New code of practice on fire and rehire

New code of practice on fire and rehire


In March 2022, in response to public concern over the use of “fire and rehire” practices to implement changes to employees’ terms and conditions, the Government announced that it would introduce a new Statutory Code of Practice on Dismissal and Re-engagement (the Code)

Following consultation with employees, unions and businesses, a draft code was prepared setting out how employers should act when seeking to make changes to employment terms and conditions if an employer envisaged dismissal and re-engagement. 

Since then the Government has recently published an updated Code of Practice on Dismissal and Re-engagement). If it is approved by Parliament, it will most likely come into effect later this year.  

The Code requires employers to consult with affected employees and explore alternative options to dismissal, without raising the prospect of dismissal unreasonably early or using the threat of dismissal as a negotiating tactic to put undue pressure on employees if the employer is not envisaging dismissal.
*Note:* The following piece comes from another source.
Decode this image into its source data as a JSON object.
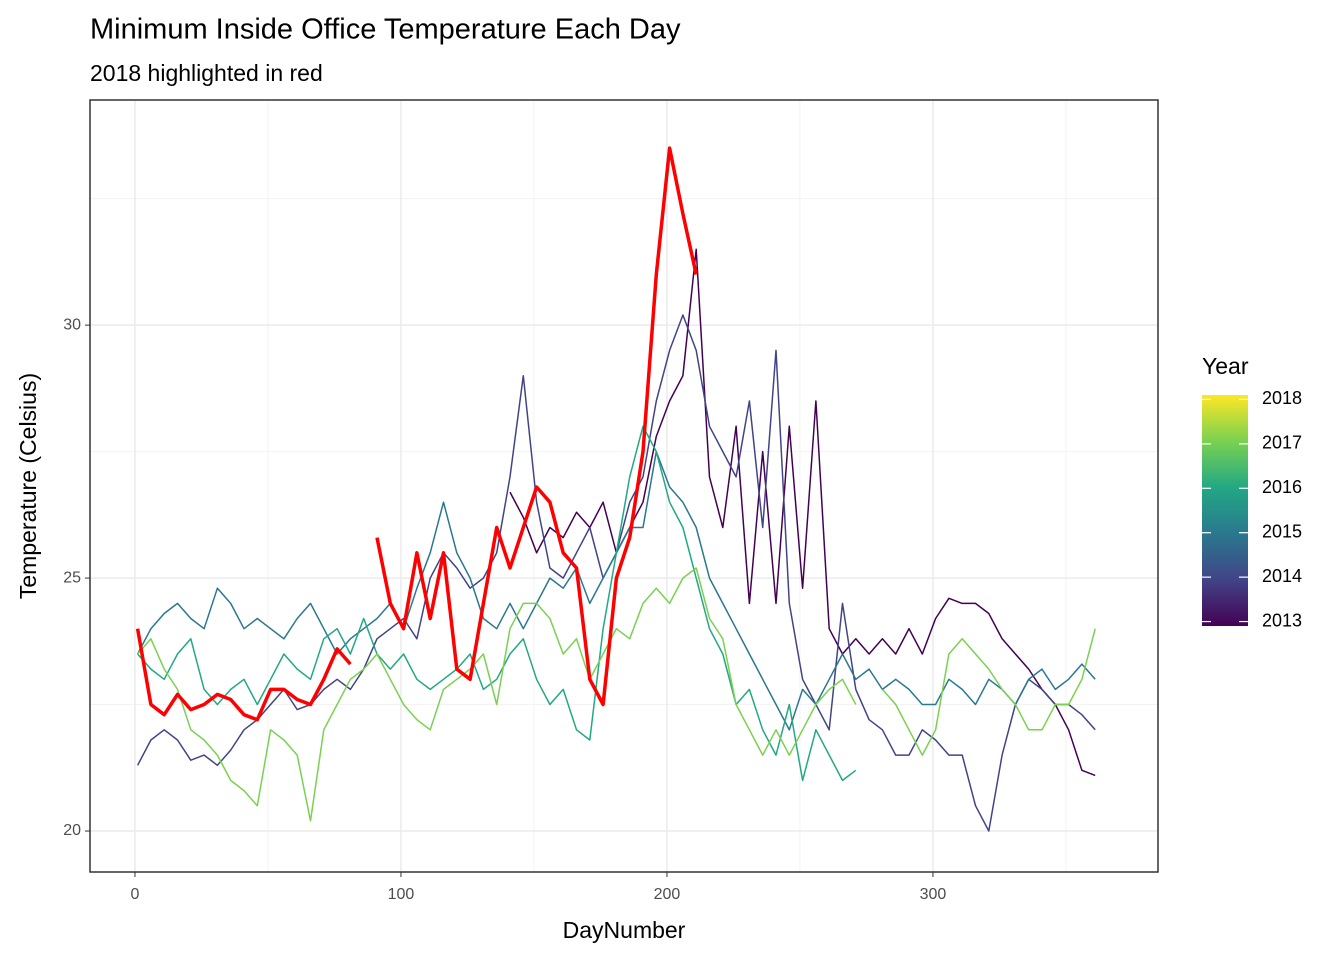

It recommends that dismissal and re-engagement should be a last resort.  

Since the first iteration of the draft Code, the Code has been modified to reflect the following changes:

  • The original draft Code required employers to contact Acas if they were unable to reach agreement with employees about fire and re-hire. This requirement has now been strengthened. Employers must contact Acas at an early stage, before they raise the possibility of fire and rehire with the workforce.
  • The Code has been amended to state that it is good practice for employers to give information to employees in writing.
  • The Code does not apply in redundancy situations but it will apply where both redundancy and fire and rehire are being considered as options.
  • While there is no minimum set time requirement, there is a requirement to consult ‘for as long as reasonably possible’.
  • Employers will need to explore alternatives to fire and rehire and fire.

There is no stand-alone claim an employee can bring if their employer fails to follow the Code. However, a failure to follow the Code may be taken into account by Employment Tribunals in relevant cases including in claims for unfair dismissal.

Tribunals will have the ability to uplift compensation by up to 25% if an employer unreasonably fails to follow this Code. 

It remains to be seen whether the new Code will have any impact on employer conduct and whether it might be one step closer to eliminating the widespread use of a practice that leaves a lot to be desired.